(...)
O Herakles! Was! Sokrates hier? Liegst du auch hier schon wieder auf der Lauer
nach mir, wie du gern plötzlich da auftauchst, wo ich dich am wenigsten
vermute. Warum bist du jetzt da? Warum hast du dich gerade hierher gelegt? Wieso
denn nicht zu Aristofanes oder wer sonst ein Spaßmacher ist oder sein
will? Nein, du hast es fertiggebracht, beim Schönsten in dieser Runde zu
liegen!
Da sagte Sokrates zu Agathon: Sieh, ob du mir helfen kannst! Denn die Liebe
dieses Menschen ist mir zu einer lästigen Sache geworden. Seit der Zeit,
da ich ihn zu lieben begann, darf ich keinen einzigen Schönen mehr anschauen
oder mich mit ihm unterhalten; sonst stellt der da aus Eifersucht
und Neid die wunderlichsten Dinge an, lässt Schimpfworte auf mich los und
wird beinahe handgreiflich. Gib also acht, dass er nicht auch jetzt etwas anstellt!
Versöhne uns vielmehr oder, falls er gewalttätig werden sollte, so
steh mir bei! Denn vor der Tollheit und Liebeswut dieses Mannes ist mir mächtig
bange.
Nein, entgegnete Alkibiades, zwischen mir und dir
gibt es keine Versöhnung. Doch hierfür sollst du mir ein andermal
büßen. Jetzt aber gib du mir, Agathon, einen Teil der Bänder
zurück, damit ich auch dieses Mannes wunderbares Haupt umwinde. Er soll
mir nicht vorwerfen, dich hätte ich bekränzt, ihn aber, der mit seinen
Reden über alle Menschen siegt - nicht bloß vorgestern einmal wie
du -, sondern allezeit - ihn hätte ich nicht bekränzt..
Sogleich nahm er einige von den Bändern, schmückte Sokrates damit
und legte sich dann hin.
Als er lag, habe er gesagt: Nun, ihr Männer, ihr kommt mir noch so nüchtern
vor! Das darf man euch nicht durchgehen lassen, nein! ihr müsst trinken!
So haben wir`s doch ausgemacht. Zum Zechmeister beim Trinkgelage wähle
ich, bis ihr genug getrunken habt - mich selbst!
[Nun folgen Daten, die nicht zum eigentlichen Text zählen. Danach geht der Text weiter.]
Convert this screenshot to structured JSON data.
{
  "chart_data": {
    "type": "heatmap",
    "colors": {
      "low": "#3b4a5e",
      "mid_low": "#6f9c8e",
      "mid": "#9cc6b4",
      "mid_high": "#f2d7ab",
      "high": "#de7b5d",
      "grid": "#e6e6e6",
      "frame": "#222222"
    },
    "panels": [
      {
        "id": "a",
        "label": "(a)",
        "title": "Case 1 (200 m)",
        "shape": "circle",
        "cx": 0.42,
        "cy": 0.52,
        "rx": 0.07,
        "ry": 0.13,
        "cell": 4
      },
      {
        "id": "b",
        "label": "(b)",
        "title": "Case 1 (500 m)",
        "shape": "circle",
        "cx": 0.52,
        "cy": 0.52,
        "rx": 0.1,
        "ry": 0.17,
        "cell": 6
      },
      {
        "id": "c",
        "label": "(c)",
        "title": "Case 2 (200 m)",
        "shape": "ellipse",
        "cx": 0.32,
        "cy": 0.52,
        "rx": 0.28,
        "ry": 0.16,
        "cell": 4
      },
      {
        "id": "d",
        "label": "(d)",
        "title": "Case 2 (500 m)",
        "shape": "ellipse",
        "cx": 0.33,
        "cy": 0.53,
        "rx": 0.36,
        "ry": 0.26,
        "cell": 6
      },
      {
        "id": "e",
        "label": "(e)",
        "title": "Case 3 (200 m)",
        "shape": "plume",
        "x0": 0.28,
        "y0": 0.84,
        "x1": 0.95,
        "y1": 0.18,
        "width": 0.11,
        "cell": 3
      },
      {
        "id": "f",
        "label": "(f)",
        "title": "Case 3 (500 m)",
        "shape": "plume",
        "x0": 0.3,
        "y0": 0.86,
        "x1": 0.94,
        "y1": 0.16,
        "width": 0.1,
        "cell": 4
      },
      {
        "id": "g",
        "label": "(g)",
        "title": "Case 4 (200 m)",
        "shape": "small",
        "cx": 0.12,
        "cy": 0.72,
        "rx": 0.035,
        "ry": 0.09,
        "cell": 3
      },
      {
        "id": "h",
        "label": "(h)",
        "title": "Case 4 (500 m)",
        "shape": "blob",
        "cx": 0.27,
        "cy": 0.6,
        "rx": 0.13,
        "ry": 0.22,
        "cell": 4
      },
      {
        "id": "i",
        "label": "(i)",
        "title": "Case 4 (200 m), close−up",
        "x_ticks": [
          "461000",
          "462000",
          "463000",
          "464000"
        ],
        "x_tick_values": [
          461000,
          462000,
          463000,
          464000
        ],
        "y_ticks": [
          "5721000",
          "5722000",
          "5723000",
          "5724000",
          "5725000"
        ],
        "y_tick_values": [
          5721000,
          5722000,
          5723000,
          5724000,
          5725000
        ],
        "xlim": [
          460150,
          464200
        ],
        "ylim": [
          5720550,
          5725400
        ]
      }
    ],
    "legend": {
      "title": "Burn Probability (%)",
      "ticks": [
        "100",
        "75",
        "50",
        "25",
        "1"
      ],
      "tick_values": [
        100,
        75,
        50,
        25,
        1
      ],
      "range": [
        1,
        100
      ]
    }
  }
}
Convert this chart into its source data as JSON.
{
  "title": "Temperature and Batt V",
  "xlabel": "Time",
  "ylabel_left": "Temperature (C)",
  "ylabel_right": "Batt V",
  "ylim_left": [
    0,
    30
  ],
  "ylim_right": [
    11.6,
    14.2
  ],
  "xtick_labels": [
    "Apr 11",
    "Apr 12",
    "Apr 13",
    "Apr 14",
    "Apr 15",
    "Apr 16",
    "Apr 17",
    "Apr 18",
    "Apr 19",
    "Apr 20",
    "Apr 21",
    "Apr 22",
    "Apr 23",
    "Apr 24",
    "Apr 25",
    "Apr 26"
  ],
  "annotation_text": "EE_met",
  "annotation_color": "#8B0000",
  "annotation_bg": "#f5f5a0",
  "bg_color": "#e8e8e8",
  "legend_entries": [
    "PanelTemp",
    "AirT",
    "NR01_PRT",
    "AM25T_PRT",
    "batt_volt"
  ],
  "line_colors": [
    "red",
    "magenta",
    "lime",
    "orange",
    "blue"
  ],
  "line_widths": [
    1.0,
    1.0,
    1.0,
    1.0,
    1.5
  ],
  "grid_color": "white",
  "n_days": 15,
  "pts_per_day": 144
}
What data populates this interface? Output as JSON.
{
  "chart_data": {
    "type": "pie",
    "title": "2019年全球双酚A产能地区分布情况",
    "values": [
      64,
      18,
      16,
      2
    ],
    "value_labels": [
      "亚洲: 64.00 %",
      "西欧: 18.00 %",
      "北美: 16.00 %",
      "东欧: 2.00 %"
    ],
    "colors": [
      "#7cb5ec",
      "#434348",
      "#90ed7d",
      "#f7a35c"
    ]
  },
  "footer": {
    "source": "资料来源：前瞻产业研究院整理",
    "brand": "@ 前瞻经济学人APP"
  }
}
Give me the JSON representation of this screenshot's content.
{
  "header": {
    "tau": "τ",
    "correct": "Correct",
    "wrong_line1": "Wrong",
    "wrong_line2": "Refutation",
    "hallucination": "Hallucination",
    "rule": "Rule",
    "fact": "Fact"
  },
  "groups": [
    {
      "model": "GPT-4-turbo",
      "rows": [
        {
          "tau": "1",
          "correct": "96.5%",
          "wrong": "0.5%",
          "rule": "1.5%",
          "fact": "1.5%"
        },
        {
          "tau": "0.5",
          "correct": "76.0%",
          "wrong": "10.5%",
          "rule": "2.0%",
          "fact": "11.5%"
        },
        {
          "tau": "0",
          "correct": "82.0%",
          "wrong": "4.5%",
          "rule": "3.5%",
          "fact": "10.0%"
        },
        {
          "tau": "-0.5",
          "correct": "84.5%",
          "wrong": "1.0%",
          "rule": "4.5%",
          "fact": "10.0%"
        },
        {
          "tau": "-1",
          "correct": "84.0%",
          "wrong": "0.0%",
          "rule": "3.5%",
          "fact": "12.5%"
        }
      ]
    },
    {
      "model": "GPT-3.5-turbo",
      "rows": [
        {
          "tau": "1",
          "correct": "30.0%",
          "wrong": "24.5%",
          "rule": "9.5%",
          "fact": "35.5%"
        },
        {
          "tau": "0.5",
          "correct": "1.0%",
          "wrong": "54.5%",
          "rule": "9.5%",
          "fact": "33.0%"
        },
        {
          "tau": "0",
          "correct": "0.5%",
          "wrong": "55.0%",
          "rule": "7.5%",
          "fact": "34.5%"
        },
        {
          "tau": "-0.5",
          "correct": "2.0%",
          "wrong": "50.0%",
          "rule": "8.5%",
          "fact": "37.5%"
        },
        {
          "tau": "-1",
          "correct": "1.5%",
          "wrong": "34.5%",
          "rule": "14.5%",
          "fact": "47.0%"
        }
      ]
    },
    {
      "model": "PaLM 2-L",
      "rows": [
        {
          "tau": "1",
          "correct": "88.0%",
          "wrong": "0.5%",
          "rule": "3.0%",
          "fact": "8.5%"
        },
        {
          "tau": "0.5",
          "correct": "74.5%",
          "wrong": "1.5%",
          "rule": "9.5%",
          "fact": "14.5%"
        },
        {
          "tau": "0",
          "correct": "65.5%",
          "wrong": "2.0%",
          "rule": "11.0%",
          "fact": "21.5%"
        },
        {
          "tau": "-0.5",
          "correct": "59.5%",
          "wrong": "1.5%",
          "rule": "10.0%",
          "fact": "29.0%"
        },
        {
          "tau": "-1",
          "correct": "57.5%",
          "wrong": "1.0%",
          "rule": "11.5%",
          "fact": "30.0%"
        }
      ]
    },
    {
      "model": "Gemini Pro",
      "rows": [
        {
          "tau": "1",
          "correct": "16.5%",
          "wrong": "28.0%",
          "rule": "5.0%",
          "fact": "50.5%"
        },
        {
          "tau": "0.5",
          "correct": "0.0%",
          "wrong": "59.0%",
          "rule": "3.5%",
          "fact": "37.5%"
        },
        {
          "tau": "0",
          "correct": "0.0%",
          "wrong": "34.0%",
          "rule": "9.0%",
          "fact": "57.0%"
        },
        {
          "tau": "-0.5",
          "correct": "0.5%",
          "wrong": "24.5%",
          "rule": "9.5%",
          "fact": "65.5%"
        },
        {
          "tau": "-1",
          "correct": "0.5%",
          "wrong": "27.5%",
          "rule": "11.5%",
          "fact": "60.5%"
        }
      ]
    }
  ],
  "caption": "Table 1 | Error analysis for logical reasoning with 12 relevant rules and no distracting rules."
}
Agathon soll einen großen
Becher bringen lassen, wenn einer da ist. Doch nein! nicht nötig! He Bursche,
rief er, bring den Weinkühler dort her! - Sein Blick war nämlich auf
ein solch Gefäß gefallen, das mehr als zwei Liter fasste. Als man
es gefüllt hatte, trank er es zuerst selber aus; dann ließ er es
für Sokrates vollschenken und sagte dabei: Bei Sokrates, ihr Freunde, nützt
mir das Kunststück nichts; denn wieviel man ihm auch zumutet, soviel trinkt
er aus und bekommt trotzdem nie einen Rausch!
Der Diener schenkte also ein und Sokrates trank.